Pulmonal arteriellen hypertoniePulmonal arteriellen hypertonie

Therapie

Die Behandlung der pulmonalen arteriellen Hypertonie (PAH) besteht aus symptomatischen und spezifischen Maßnahmen. Zu den symptomatischen Therapiemaßnahmen gehören die Gabe von Sauerstoff und Diuretika.

Patienten mit PAH werden in der Regel antikoaguliert, da verschiedene Studien einen positiven Effekt auf den Krankheitsverlauf gezeigt haben. Nur wenn sich im Rahmen der Akuttestung mit Vasodilatatoren eine signifikante pulmonale Vasoreagibilitat zeigt (Abfall des PA-Mitteldrucks > 10 mmHg auf < 40 mmHg bei normalem HZV), ist ein Therapieversuch mit Calciumantagonisten sinnvoll. In allen anderen Fällen ist eine Therapie mit Endothelin-Rezeptor-Antagonisten, Phosphodiesterase-5 Inhibitoren oder Prostanoiden angezeigt.

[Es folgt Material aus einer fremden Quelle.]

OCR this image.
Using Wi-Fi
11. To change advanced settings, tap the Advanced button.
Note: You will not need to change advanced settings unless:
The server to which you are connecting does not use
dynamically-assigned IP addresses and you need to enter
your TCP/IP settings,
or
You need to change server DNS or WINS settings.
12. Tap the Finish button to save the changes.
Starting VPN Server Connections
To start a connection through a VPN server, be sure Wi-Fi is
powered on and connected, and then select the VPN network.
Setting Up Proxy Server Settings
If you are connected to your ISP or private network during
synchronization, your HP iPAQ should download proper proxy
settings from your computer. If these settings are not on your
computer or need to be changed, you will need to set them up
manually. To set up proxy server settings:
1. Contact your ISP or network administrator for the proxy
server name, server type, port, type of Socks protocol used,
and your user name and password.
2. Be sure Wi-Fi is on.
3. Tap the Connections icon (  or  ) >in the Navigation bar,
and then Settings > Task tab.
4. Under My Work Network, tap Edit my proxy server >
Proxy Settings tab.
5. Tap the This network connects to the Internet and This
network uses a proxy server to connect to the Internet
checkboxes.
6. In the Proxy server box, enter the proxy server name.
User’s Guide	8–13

Die Mehrzahl der PAH-Patienten wird heute primär mit einem Endothelin-Rezeptor-Antagonisten (Bosentan, Tracleer®, Ambrisentan, Volibris® oder Macitentan, Opsumit), einem Phosphodiesterase-5 Hemmer (Sildenafil, Revatio®, Tadalafil, Adcirca®) oder einer Kombination aus beiden Substanzklassen behandelt. In schweren bzw. therapierefraktaren Fällen kommt eine Therapie mit intravenösen Prostanoiden (z.B. lloprost, llomedin® oder Treprostinil, Remodulin®) in Betracht. Zusätzlich wurde 2014 der sGC-Stimulator Riociguat für die Therapie der PAH (sowie der inoperablen CTEPH) zugelassen.

Bei Versagen der medikamentösen Therapie muss unter Umständen eine Lungen- bzw. Herz-Lungen-Transplantation als letzte therapeutische Alternative in Betracht gezogen werden.